La zona del Matese così come buona parte del Sannio ha la caratteristica di essere un territorio prettamente montano, con la presenza di piccole valli costruite e plasmate dai corsi d’acqua del territorio stesso; il Volturno, il Calore, il Sabato, l’Isclero e così via e l’economia dei territori è sempre stata agro-pastorale o come definita da alcuni “agricoltura rurale del piccolo contadino”. Una economia che si basava sull’agro pastorale con piccole stalle che variavano da tre a 10 vacche, qualche ovino, qualche ettaro di terreno di proprietà sufficiente a sostenere gli animali, qualche maiale, un uliveto, un vigneto, qualche animale da cortile.

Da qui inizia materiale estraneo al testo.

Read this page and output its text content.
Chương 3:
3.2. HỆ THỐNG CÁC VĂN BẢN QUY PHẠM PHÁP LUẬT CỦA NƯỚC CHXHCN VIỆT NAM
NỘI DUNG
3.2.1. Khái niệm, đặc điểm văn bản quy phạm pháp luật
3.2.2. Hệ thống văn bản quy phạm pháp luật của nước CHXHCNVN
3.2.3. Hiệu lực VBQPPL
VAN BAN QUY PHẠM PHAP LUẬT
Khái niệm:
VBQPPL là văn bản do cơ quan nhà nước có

Il tutto sufficiente per condurre una vita dignitosa economicamente e non solo, che permetteva il far studiare i figli, anche in un tempo dove l’istruzione non era proprio contemplata.

Un benessere di base, compensato da periodi brevi di emigrazione, (in alcuni casi purtroppo di migrazioni definitive) ma per chi rimaneva un sufficiente, anche se faticoso, tenore di vita. Ma il territorio nella sua bellezza paesaggistica, dai folti e verdi boschi, dalla abbondanza di acqua ma contemporaneamente in parte isolato e lontano dai grandi centri urbani ed industrializzati, era e resta un territorio rurale e periferico con una moltitudine di comuni ma con relativi pochi abitanti. Un luogo, o meglio luoghi così belli e conservati in un regime di vita quasi arcaico, con collegamenti e infrastrutture quasi marginali se non minimali, che ne hanno decretato a fasi alterne la precarietà dei beni elementari della vita, le incertezze delle prospettive concernenti il futuro.

La carenza in parte di assistenza e servizi sociali, l’asprezza della fatica nel quadro di una economia agricola “rurale del piccolo contadino” troppo delicata rispetto ai cambiamenti economici ciclici e storici, dove la memoria di comportamenti razionali efficaci con cui fronteggiare i momenti critici dell’esistenza costituivano da tempi immemori le condizioni del mantenersi anche di attività lavorative extra e diversificate che oggi sono difficilmente realizzabili.

Il territorio ciclicamente ad ogni crisi si è confrontato con una perdita di servizi, di assistenza sociale, di potere di acquisto ed un aumento consequenziale del volume stesso del lavoro, a compensare mancati guadagni che di fatto poi oggi non si compensano affatto.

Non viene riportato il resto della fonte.